Social Media and Social Comparison

Platforms like Instagram, TikTok, and Snapchat now play a central role in how adolescents interact, present themselves, and form their identities. Teens use social media to connect with peers, share experiences, and express who they are through posts, photos, and videos.

Social media has real benefits: it can provide a sense of belonging, maintain long-distance friendships, and offer social support. But it also exposes teens to cyberbullying, unrealistic beauty standards, and constant opportunities for comparison.

This is where social comparison theory comes in. Proposed by Leon Festinger, this theory states that people evaluate themselves by comparing their abilities and attributes to those of others. On social media, adolescents compare their appearance, popularity, and life experiences to what their peers post. The problem is that most people post curated, idealized versions of their lives, not the full picture.

Excessive social comparison can lead to:

  • Feelings of inadequacy and low self-esteem
  • Increased anxiety and depressive symptoms
  • Distorted body image, especially when comparing to filtered or edited photos

The effect tends to be strongest when teens compare themselves to idealized online personas rather than to people they know well in real life.

Social Challenges

Social Identity and Bullying

Social identity is your sense of self based on the groups you belong to, including ethnicity, gender, sexual orientation, and peer groups. During adolescence, teens actively explore and develop these identities as they figure out where they fit in the broader social world.

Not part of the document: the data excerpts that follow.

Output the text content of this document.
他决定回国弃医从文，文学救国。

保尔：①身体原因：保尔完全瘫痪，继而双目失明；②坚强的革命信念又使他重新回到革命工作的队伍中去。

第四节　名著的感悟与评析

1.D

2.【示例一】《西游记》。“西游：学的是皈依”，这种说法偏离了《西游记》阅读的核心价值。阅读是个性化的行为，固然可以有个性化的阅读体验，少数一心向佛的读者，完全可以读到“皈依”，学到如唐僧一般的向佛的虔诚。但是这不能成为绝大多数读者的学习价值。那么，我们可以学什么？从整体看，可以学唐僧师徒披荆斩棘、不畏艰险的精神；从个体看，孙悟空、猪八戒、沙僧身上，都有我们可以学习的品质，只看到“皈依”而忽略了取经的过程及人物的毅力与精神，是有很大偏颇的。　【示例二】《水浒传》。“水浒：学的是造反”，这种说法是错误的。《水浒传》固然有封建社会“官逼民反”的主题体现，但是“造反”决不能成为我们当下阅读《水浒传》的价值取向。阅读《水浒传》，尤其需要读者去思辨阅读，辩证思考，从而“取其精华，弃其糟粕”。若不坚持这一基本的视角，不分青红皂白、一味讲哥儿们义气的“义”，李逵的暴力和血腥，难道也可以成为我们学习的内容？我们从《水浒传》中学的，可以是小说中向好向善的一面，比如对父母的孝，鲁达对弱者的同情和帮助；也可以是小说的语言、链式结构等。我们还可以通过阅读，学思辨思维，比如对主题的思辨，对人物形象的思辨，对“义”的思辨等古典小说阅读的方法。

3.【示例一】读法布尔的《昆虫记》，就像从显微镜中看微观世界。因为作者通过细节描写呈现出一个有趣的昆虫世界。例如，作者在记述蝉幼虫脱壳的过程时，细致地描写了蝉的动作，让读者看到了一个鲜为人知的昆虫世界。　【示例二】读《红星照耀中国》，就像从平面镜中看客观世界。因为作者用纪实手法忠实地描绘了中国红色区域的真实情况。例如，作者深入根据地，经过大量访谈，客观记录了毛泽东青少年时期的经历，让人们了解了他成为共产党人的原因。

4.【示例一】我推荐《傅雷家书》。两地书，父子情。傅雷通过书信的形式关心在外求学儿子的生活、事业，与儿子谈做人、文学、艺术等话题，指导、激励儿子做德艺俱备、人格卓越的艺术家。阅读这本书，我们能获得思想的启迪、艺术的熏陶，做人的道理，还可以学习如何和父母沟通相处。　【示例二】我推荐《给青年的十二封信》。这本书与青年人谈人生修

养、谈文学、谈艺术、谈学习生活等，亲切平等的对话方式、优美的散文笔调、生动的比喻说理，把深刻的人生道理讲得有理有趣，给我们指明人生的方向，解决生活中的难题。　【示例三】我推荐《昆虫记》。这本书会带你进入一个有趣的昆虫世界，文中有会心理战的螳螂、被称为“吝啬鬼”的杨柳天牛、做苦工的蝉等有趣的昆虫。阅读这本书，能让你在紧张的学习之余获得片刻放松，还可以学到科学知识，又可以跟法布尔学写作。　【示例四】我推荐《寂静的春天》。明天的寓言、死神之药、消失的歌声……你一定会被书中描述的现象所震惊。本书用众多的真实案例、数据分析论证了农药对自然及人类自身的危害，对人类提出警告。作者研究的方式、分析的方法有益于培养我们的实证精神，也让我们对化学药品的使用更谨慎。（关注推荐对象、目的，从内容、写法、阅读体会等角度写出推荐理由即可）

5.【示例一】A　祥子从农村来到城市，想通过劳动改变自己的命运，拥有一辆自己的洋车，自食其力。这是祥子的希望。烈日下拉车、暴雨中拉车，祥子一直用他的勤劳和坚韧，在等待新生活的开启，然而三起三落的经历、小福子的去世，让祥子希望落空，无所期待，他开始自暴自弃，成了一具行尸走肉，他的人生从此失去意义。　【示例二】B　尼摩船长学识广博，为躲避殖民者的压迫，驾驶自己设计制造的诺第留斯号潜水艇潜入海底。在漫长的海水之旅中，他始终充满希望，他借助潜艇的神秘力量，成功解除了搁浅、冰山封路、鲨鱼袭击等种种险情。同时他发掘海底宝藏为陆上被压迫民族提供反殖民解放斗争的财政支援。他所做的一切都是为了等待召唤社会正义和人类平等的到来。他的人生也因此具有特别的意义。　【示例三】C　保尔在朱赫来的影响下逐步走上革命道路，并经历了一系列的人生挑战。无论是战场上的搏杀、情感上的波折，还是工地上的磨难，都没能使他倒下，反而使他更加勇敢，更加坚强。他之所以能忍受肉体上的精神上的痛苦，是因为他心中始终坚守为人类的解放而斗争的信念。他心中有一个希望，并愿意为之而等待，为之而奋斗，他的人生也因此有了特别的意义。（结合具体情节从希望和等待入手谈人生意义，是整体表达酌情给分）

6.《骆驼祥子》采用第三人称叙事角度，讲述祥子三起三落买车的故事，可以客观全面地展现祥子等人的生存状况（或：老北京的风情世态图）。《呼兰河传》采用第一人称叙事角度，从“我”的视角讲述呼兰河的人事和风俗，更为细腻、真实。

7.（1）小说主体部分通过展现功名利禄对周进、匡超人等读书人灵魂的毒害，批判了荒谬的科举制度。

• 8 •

This process can be especially challenging for adolescents who belong to marginalized or stigmatized groups. They may face discrimination, prejudice, and fewer opportunities for positive identity development, which can complicate an already difficult stage of life.

Bullying is aggressive behavior that involves an imbalance of power and is intended to harm, intimidate, or humiliate the victim. It takes several forms:

  • Physical aggression (hitting, shoving)
  • Verbal harassment (name-calling, threats)
  • Social exclusion (deliberately leaving someone out, spreading rumors)
  • Cyberbullying (harassment through social media, messaging apps, or other digital platforms)

Cyberbullying is a growing concern because it can happen 24/7, reach a wide audience instantly, and feel inescapable since teens carry their devices everywhere. Unlike face-to-face bullying, cyberbullying can also be anonymous, which sometimes makes it more aggressive.

Adolescents who experience bullying are at increased risk for depression, anxiety, academic difficulties, and long-term social and emotional challenges. The effects can persist well beyond adolescence, which is why early intervention and supportive peer environments matter so much.